Com a filantropia baseada em confiança, a eBay Foundation quer fomentar oportunidades para pessoas historicamente excluídas

Por Veronica Deviá

Quando a autonomia das instituições é colocada em primeiro lugar, a filantropia deixa de ser uma protagonista para ser facilitadora. É assim que Allie Ottoboni, da Fundação eBay, entende o papel da organização como praticante da trust based philanthropy, filantropia baseada em confiança, abordagem que vem ganhando cada vez mais espaço no ecossistema de financiamento de projetos sociais.

Criada em 1998 para fomentar o empreendedorismo e fortalecer comunidades, a Fundação eBay vê seu apoio para além dos recursos, confiando em seus grantees para que sigam os caminhos que desejam seguir – e não onde as corporações entendem que eles devem estar.

 

Qual é a visão de filantropia da Fundação eBay?

 

Primeiramente, estamos focados em remover barreiras ao empreendedorismo, especialmente para pessoas que foram historicamente excluídas, e essa é a nossa estratégia geral. Nos últimos anos, atingimos níveis elevados de financiamento e concessão de grants e promovemos valores e comportamentos que consideramos necessários no campo, como o movimento que chamamos de trust based philanthropy [filantropia baseada em confiança].

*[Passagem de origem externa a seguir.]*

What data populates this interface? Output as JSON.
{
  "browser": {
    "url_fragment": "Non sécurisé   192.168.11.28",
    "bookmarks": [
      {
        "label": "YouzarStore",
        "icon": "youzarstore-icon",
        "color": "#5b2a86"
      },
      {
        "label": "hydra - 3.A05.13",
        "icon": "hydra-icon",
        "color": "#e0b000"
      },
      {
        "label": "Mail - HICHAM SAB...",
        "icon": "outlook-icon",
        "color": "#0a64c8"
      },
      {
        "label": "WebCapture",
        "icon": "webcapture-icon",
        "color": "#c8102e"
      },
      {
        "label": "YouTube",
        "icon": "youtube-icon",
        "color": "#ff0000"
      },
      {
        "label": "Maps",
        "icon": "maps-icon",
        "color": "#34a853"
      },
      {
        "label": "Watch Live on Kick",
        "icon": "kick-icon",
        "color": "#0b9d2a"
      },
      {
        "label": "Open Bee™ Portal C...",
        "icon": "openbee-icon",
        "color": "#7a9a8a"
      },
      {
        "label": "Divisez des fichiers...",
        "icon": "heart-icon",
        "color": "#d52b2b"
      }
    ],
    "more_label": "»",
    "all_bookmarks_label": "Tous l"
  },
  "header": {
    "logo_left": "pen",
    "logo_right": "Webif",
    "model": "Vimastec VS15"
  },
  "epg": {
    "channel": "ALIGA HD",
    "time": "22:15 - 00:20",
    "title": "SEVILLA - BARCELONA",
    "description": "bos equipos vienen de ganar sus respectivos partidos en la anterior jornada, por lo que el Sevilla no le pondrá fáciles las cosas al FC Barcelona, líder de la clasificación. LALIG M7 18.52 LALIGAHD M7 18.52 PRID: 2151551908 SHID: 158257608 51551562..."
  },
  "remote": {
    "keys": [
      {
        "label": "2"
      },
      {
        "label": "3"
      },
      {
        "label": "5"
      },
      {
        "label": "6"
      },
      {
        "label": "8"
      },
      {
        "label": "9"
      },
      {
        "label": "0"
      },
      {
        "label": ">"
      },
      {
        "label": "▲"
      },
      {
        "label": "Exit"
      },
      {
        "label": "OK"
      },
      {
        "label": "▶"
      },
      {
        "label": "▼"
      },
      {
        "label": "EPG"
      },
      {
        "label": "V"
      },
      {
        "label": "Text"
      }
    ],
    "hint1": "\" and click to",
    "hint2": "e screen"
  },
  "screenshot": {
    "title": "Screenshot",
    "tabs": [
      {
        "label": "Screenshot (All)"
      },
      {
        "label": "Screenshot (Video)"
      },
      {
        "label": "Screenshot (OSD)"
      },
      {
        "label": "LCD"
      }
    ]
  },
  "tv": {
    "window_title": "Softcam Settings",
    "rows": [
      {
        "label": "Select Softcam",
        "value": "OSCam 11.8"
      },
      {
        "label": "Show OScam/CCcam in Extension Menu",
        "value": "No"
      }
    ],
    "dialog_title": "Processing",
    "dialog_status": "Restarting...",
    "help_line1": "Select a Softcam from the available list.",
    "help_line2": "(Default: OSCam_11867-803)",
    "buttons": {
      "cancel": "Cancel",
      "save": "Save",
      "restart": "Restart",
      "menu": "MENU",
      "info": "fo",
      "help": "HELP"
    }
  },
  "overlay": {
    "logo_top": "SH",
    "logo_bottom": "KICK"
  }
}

Essa abordagem inovadora é maravilhosa para quem precisa de recursos e estrutura e se baseia em favorecer que a filantropia crie mais equidade entre as dinâmicas de poder existentes e que são problemáticas. Além disso, lida com as maneiras como as organizações sem fins lucrativos podem tomar a frente, já que são as especialistas em seus campos de atuação.

Acredito que o que estamos fazendo seja muito importante. Sabemos que nós não somos os detentores do conhecimento e que, na verdade, as organizações sem fins lucrativos que apoiamos é que são as especialistas Queremos que suas vozes sejam o centro do trabalho.

 

Na prática, como isso funciona?

 

A filantropia baseada em confiança transfere a maior parte dos nossos subsídios para apoio operacional geral. Assim, em vez de dizer que os beneficiários só podem usar esse subsídio em um programa específico e que, por exemplo, o pagamento de sua equipe deverá vir de outra fonte, dizemos às organizações: “Vocês estão trabalhando em uma área que está alinhada com o que estamos tentando abordar e, por isso, faremos essa doação e confiamos em vocês para usá-la”.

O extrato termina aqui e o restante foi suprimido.